The behavior of social animals, from humans to pigtailed macaques, may look messy and unpredictable at first glance. In recent years, however, concepts from statistical physics have helped reveal surprising patterns and predictable regularity. Eddie Lee, a Program Postdoctoral Fellow working with SFI President David Krakauer and Professor Jessica Flack in the Collective Computation (C4) Group, builds on his background in physics to study social phenomena like the emergence of voting blocs on the U.S. Supreme Court, scenarios where the outcome of an decision comes down to a few pivotal votes, and the spread of armed conflict.
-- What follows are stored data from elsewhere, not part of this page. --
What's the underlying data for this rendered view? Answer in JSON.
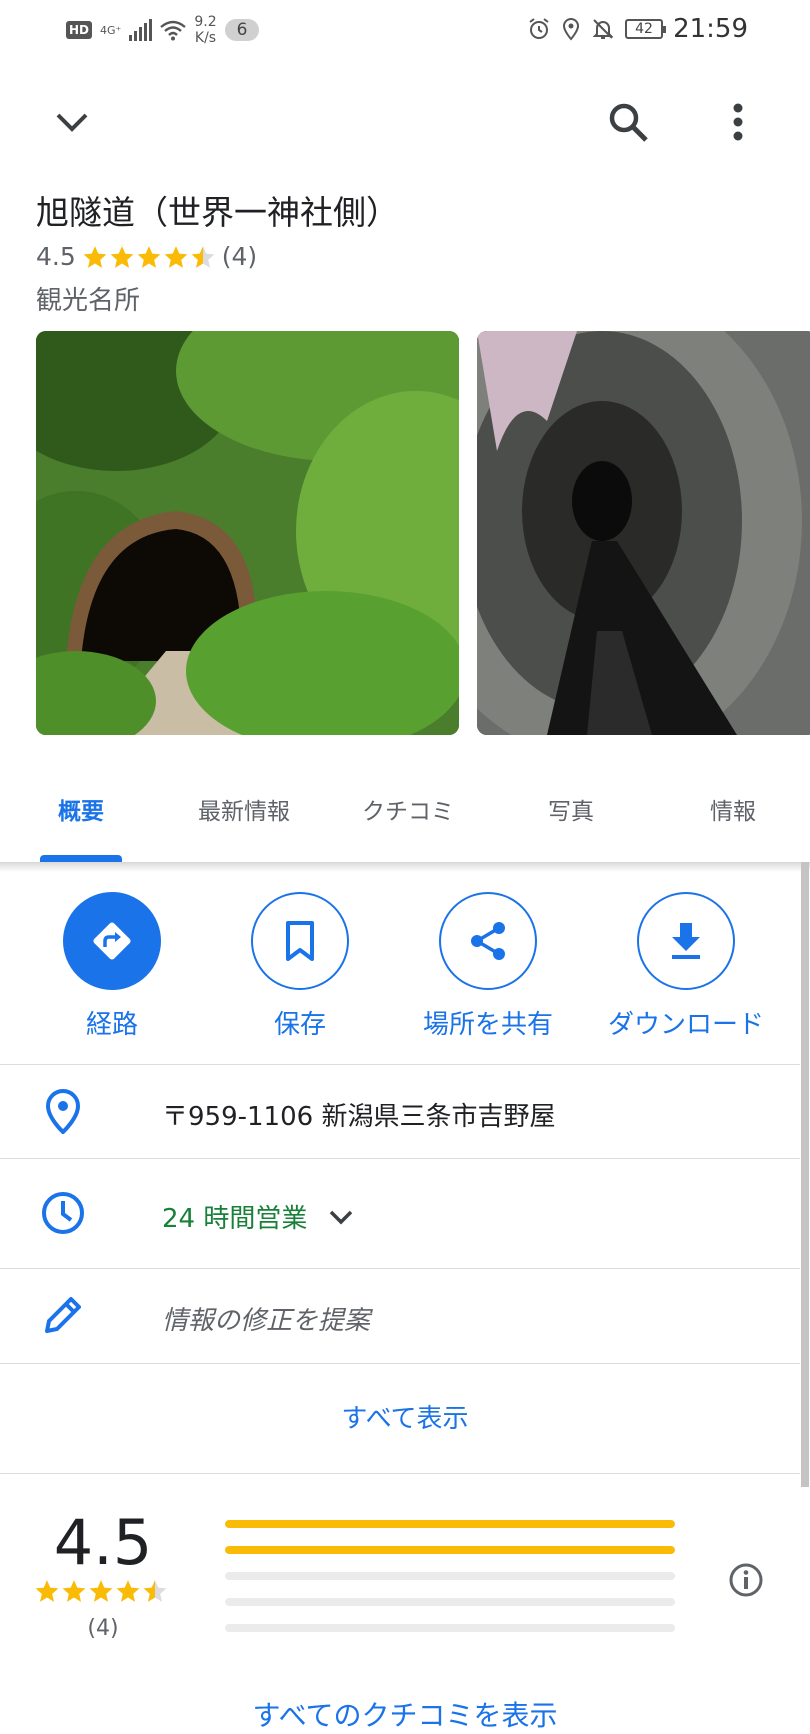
{
  "status_bar": {
    "hd": "HD",
    "network": "4G⁺",
    "speed_value": "9.2",
    "speed_unit": "K/s",
    "notification_count": "6",
    "battery": "42",
    "time": "21:59"
  },
  "place": {
    "name": "旭隧道（世界一神社側）",
    "rating": "4.5",
    "review_count": "(4)",
    "category": "観光名所"
  },
  "photos": [
    "tunnel-entrance-photo",
    "tunnel-interior-photo"
  ],
  "tabs": [
    {
      "label": "概要",
      "active": true
    },
    {
      "label": "最新情報",
      "active": false
    },
    {
      "label": "クチコミ",
      "active": false
    },
    {
      "label": "写真",
      "active": false
    },
    {
      "label": "情報",
      "active": false
    }
  ],
  "actions": [
    {
      "label": "経路",
      "icon": "directions-icon"
    },
    {
      "label": "保存",
      "icon": "bookmark-icon"
    },
    {
      "label": "場所を共有",
      "icon": "share-icon"
    },
    {
      "label": "ダウンロード",
      "icon": "download-icon"
    }
  ],
  "info": {
    "address": "〒959-1106 新潟県三条市吉野屋",
    "hours": "24 時間営業",
    "suggest_edit": "情報の修正を提案",
    "show_all": "すべて表示"
  },
  "reviews": {
    "rating": "4.5",
    "count": "(4)",
    "distribution": [
      1.0,
      1.0,
      0.0,
      0.0,
      0.0
    ],
    "all_reviews_link": "すべてのクチコミを表示"
  },
  "colors": {
    "accent": "#1a73e8",
    "star": "#f9bb05",
    "open_hours": "#188038"
  }
}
Inspired by Professor Geoffrey West’s work in scaling laws, Lee and the C4 group analyzed data from various wars and violent upheavals across Africa over 20 years to study how armed conflict spreads. “The results were remarkable,” says Lee. “We were finding universal scaling patterns in the dynamics — the spatial structure, duration, and social statistics — of conflict. It’s surprising when you can take something as messy as armed conflict and find such regularity.” Now the group is working to build a model that captures those regularities.
Lee has been part of the SFI network since spending a summer on campus as an REU while he was studying physics and biophysics at Princeton University. “One of the drivers through graduate school was coming to SFI,” he says. “I always returned to school with lots of ideas.” Lee holds an MSc and PhD in physics from Cornell.